Georgia's Hate Speech Legislation Spurs Censorship Concerns
The amendments, which further empower the communications regulator, have drawn criticism from the Council of Europe.
(Eurasianet) The Georgian government's decision to centrally regulate hate speech, obscenity and fighting words in broadcast media has touched off fears of potential government censorship.
A newly passed amendments to the law on broadcasting gives the state the power to act on occurrences of hate speech, obscene language and incitement of violence in the news media. Previously subject to self-regulation by media companies, these matters now largely fall into the purview of the Georgian National Communications Commission (GNCC).
Media companies can still take their own actions regarding violations of ethical standards, but these actions are now subject to appeal in the GNCC. If the in-house reactions are found unsatisfactory, the Commission can take disciplinary measures against the company, ranging from a warning to a fine to revocation of its broadcasting license.
When it comes to obscene content, the GNCC can now take immediate disciplinary action without waiting for media companies to deal with such cases through internal regulatory mechanisms.
While the amendment was advertised as a measure for maintaining peace and professional standards in the media, there is a strong mistrust among media companies and freedom of expression watchdogs toward the government's intentions.
"Legal regulation of hate speech is fraught with risks in the light of government's intolerance toward free speech, the lack of strongly independent regulatory agency and poor level of trust in the court system," said the Georgian chapter of Transparency International, a global anti-corruption watchdog.
The governing party, Georgian Dream, argued that the change was needed to bring the national law in line with the European Union laws and regulations, and was part of the nation's broader effort to harmonize its legal system with the bloc to pave the way for potential membership in the future.

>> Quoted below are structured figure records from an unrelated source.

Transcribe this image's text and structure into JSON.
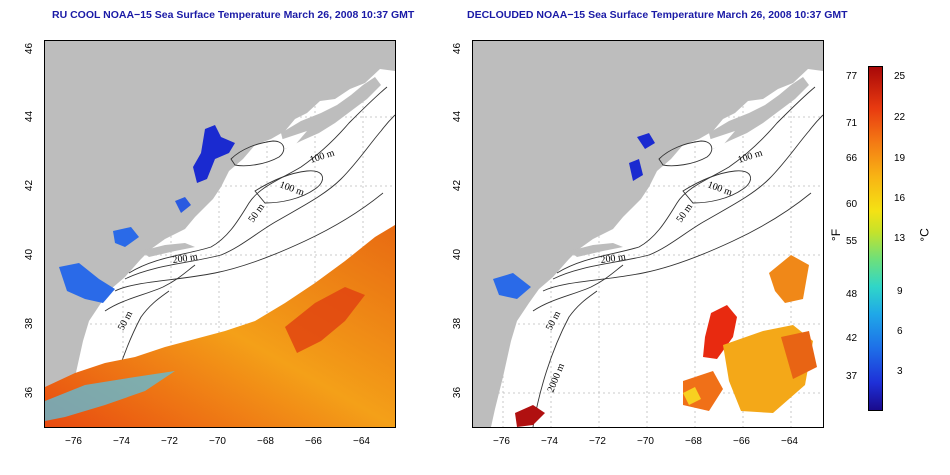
{
  "titles": {
    "left": "RU COOL NOAA−15 Sea Surface Temperature March 26, 2008 10:37 GMT",
    "right": "DECLOUDED NOAA−15 Sea Surface Temperature March 26, 2008 10:37 GMT"
  },
  "axes": {
    "x_ticks": [
      "−76",
      "−74",
      "−72",
      "−70",
      "−68",
      "−66",
      "−64"
    ],
    "y_ticks": [
      "46",
      "44",
      "42",
      "40",
      "38",
      "36"
    ]
  },
  "contours": {
    "depth_100": "100 m",
    "depth_100b": "100 m",
    "depth_50a": "50 m",
    "depth_200": "200 m",
    "depth_50b": "50 m",
    "depth_2000": "2000 m"
  },
  "colorbar": {
    "fahrenheit_ticks": [
      "77",
      "71",
      "66",
      "60",
      "55",
      "48",
      "42",
      "37"
    ],
    "celsius_ticks": [
      "25",
      "22",
      "19",
      "16",
      "13",
      "9",
      "6",
      "3"
    ],
    "unit_f": "°F",
    "unit_c": "°C"
  },
  "colors": {
    "land": "#bdbdbd",
    "title": "#1a1aa6"
  }
}
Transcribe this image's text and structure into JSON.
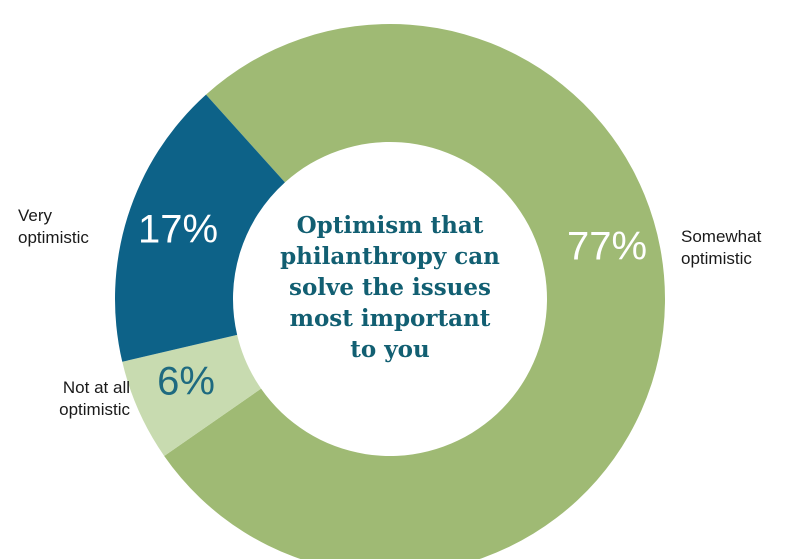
{
  "chart_data": {
    "type": "pie",
    "title": "Optimism that philanthropy can solve the issues most important to you",
    "title_lines": [
      "Optimism that",
      "philanthropy can",
      "solve the issues",
      "most important",
      "to you"
    ],
    "slices": [
      {
        "label": "Somewhat optimistic",
        "label_lines": [
          "Somewhat",
          "optimistic"
        ],
        "value": 77,
        "value_label": "77%",
        "color": "#9fba74",
        "value_label_color": "#ffffff"
      },
      {
        "label": "Not at all optimistic",
        "label_lines": [
          "Not at all",
          "optimistic"
        ],
        "value": 6,
        "value_label": "6%",
        "color": "#c8dbb0",
        "value_label_color": "#1e6a80"
      },
      {
        "label": "Very optimistic",
        "label_lines": [
          "Very",
          "optimistic"
        ],
        "value": 17,
        "value_label": "17%",
        "color": "#0d6288",
        "value_label_color": "#ffffff"
      }
    ],
    "legend": "none",
    "style": "donut"
  }
}
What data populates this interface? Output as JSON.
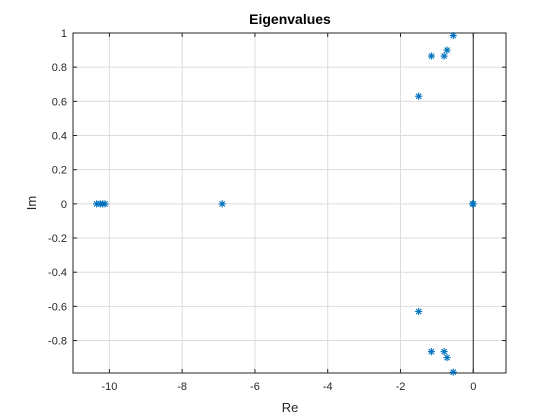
{
  "chart_data": {
    "type": "scatter",
    "title": "Eigenvalues",
    "xlabel": "Re",
    "ylabel": "Im",
    "xlim": [
      -11,
      0.9
    ],
    "ylim": [
      -0.99,
      1.0
    ],
    "xticks": [
      -10,
      -8,
      -6,
      -4,
      -2,
      0
    ],
    "xtick_labels": [
      "-10",
      "-8",
      "-6",
      "-4",
      "-2",
      "0"
    ],
    "yticks": [
      1,
      0.8,
      0.6,
      0.4,
      0.2,
      0,
      -0.2,
      -0.4,
      -0.6,
      -0.8
    ],
    "ytick_labels": [
      "1",
      "0.8",
      "0.6",
      "0.4",
      "0.2",
      "0",
      "-0.2",
      "-0.4",
      "-0.6",
      "-0.8"
    ],
    "grid": true,
    "marker": "asterisk",
    "color": "#0072BD",
    "reference_line": {
      "axis": "x",
      "value": 0
    },
    "points": [
      {
        "x": -10.35,
        "y": 0.0
      },
      {
        "x": -10.25,
        "y": 0.0
      },
      {
        "x": -10.18,
        "y": 0.0
      },
      {
        "x": -10.12,
        "y": 0.0
      },
      {
        "x": -6.9,
        "y": 0.0
      },
      {
        "x": -1.5,
        "y": 0.63
      },
      {
        "x": -1.5,
        "y": -0.63
      },
      {
        "x": -1.15,
        "y": 0.865
      },
      {
        "x": -1.15,
        "y": -0.865
      },
      {
        "x": -0.8,
        "y": 0.865
      },
      {
        "x": -0.8,
        "y": -0.865
      },
      {
        "x": -0.72,
        "y": 0.9
      },
      {
        "x": -0.72,
        "y": -0.9
      },
      {
        "x": -0.55,
        "y": 0.985
      },
      {
        "x": -0.55,
        "y": -0.985
      },
      {
        "x": -0.02,
        "y": 0.0
      },
      {
        "x": 0.0,
        "y": 0.0
      }
    ]
  }
}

But the Council of Europe found the amended law to be at odds with European norms.
"There are a number of provisions that do not align with EU and Council of Europe standards," the Council of Europe said in its assessment, adding that overall the law does not comply with the EU-wide broadcasting regulation, the Audiovisual and Media Services Directive. Some clauses, the Council said, run counter to the European Convention on Human Rights, a list of rights and freedoms mandatory for the members of the Council of Europe (which include Georgia).
A number of steps need to be taken to align the law with European standards, said the Council of Europe. This includes guaranteeing the independence of the regulatory body, clarifying the definitions of hate speech, and modifying the grounds for suspension of broadcasting licenses.
The change comes amid an all but open war between the ruling Georgian Dream party and the bulk of the broadcast media and civil society. The governing party is boycotting critical TV companies and is accusing key democracy watchdogs of fomenting unrest.
Georgia's media environment ranks as average in one key global freedom and democracy score chart (3.25 out 7). Freedom House said that the media scene remains "diverse and vibrant," but at the same time deeply polarized and attacks on the freedom of the media remain a problem.